日本もすでにアジア諸国などとの間で5件が発効しているが、こうした流れを今後も持続していくためには、FTAが経済活動にもたらす効果を検証し、政策課題を明らかにしておく必要がある。

京阪神企業を対象に実施されたFTAの利用状況調査のデータをもとに分析した結果、FTAに関する企業の認知度は低く、利用も低調にとどまっていることが分かった。

しかし一方で、利用している企業では売り上げが増えているケースも2割程度あり、FTAが必要ないというのではなく、FTAを利用しにくくしている制度上の問題が浮き彫りになった。
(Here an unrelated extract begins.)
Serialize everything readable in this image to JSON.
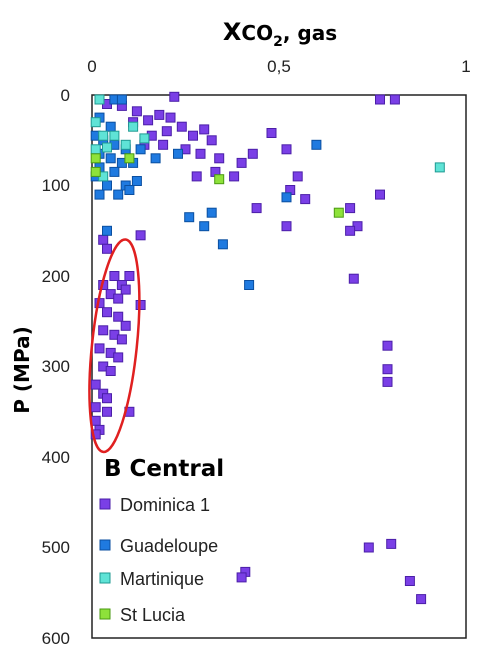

中小企業を中心に企業への情報提供、支援体制を拡充するとともに、FTAの対象国を主要な貿易相手国まで広げていく努力が求められている。

FTAの利用度・認知度、予想以上に低く

――分析の動機からお聞かせください。

FTAは多国間貿易交渉を補完する通商の枠組みとして数が増えており、世界中で発効した協定の数は今年2月末時点で199に上っています。日本も2002年のシンガポールを皮切りに、メキシコ(2005年)、マレーシア(2006年)、チリ(2007年)、タイ(2007年)との間でFTAが発効しています。今後もこうした流れを持続していくためには、FTAが経済活動にもたらす効果についてきちんと検証し、政策課題を明らかにしておく必要があると考えていました。

2006年11月に大阪、神戸、京都の商工会議所とJETROが中心になって、京阪神に立地する企業がどのようにFTAを利用しているのかを調査しました。今回の分析は、その調査結果のデータをもとに行いました。アンケート調査では、調査時点ですでに発効していたシンガポール、メキシコ、マレーシアとの3件のFTAについて、企業の活用状況、その理由、経済活動への効果などについて聞きました。

――調査の結果はいかがでしたか。

利用状況を見ると、予想以上に低いことが分かりました。企業は原産地証明などの手続きを踏まえ、FTAのもとで低い関税率を享受できるわけですが、表1から分かるように、実際に手続きを行った企業の割合はシンガポールの場合が3.6%、メキシコが12.6%、マレーシアが5.5%にとどまりました(回答企業数469社に占める割合)。

表1 FTA利用の程度

FTAについて聞いたことはあるが利用していない企業が半数程度あり、FTAについてこれまで知らずにいて現在も関心がないと答えた企業が3割程度という結果でした。FTAが発効してからまだそれほど時間がたっていないということもあるでしょうが、FTAという枠組みが企業になかなか浸透していない実態が明らかになりました。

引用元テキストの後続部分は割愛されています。